La République mauricienne est toujours une entité abstraite chez les gens même après 25 ans, affirment à la fois Yvan Martial et Ashok Subron. Pour les deux hommes, il faudrait inculquer ces valeurs aux Mauriciens. Surtout dans un contexte global qui change et qui apporte de nouveaux défis.

Pour Ashok Subron, ce quart de siècle a été caractérisé par une montée du capitalisme global. «C’est une superstructure qui a usé la souveraineté du pays et influencé l’allégeance du peuple.» Ashok Subron affirme que le pays doit revoir sa conception de la République et installer une République 2.0. Pour cela, il faudra obligatoirement passer par un changement fondamental de la Constitution.

Il affirme que son parti a la solution à travers ses propositions.

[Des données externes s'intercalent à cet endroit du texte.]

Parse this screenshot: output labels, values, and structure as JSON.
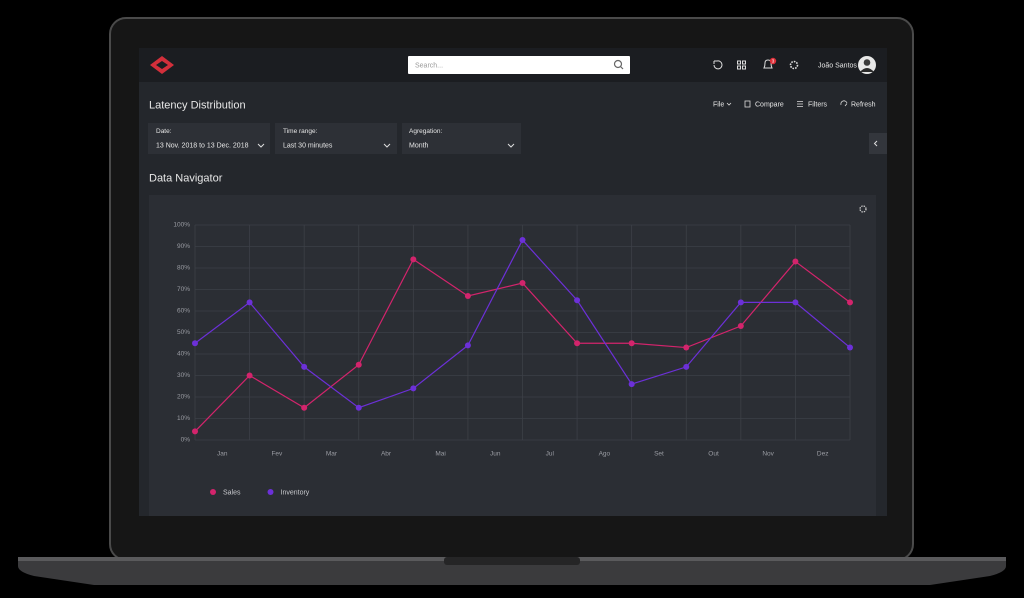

Ashok Subron affirme que la nouvelle Constitution doit éliminer toute forme de communautarisme que le pays a hérité du processus de l’indépendance. «Il faut introduire la représentativité des idées au lieu des communautés.» Il souligne aussi que la Constitution doit contenir la phrase qui stipule que Maurice est un état séculier. La Constitution doit aussi contenir tous les droits humains et pas seulement les droits politiques et civils. « Le droit de la nature doit aussi faire partie de la Constitution pour faire comprendre que la nature de Maurice est un droit commun », souligne Ashok Subron. Ce dernier fait comprendre que la République 2.0 doit avoir une Constitution qui reconnaît le droit de la femme, la participation de l’employé dans les décisions de l’entreprise qui l’emploie. « Il faut que la Constitution reconnaisse l’esclavage comme un crime contre l’humanité et rend punissable et haïssable toute forme d’esclavage. »

Yvan Martial

À côté de ces changements, Yvan Martial remarque que la classe politique locale s’est plutôt fossilisée. Rien n’a changé en somme, souligne l’historien. Les chefs politiques sont restés les mêmes pendant 25 ans. Il souligne qu’il faut changer les hommes et apporter du sang neuf. «Il faut des politiciens du calibre de Paul Bérenger des années 1970 capable de mobiliser les jeunes. Ces derniers ne s’intéressent pas à la politique car il y a eu une embourgeoisement des collégiens qui demeurent dans leurs zones de confort.» Toutefois, il est d’avis que pendant ces 25 ans, Maurice a eu la chance de connaître des personnes «brillantes» comme président ou vice-président. « Cassam Uteem, Raouf Bundhun, Barlen Vyapoory et encore l’excellent choix du gouvernement en la personne d’Ameenah Gurib-Fakim », souligne Yvan Martial.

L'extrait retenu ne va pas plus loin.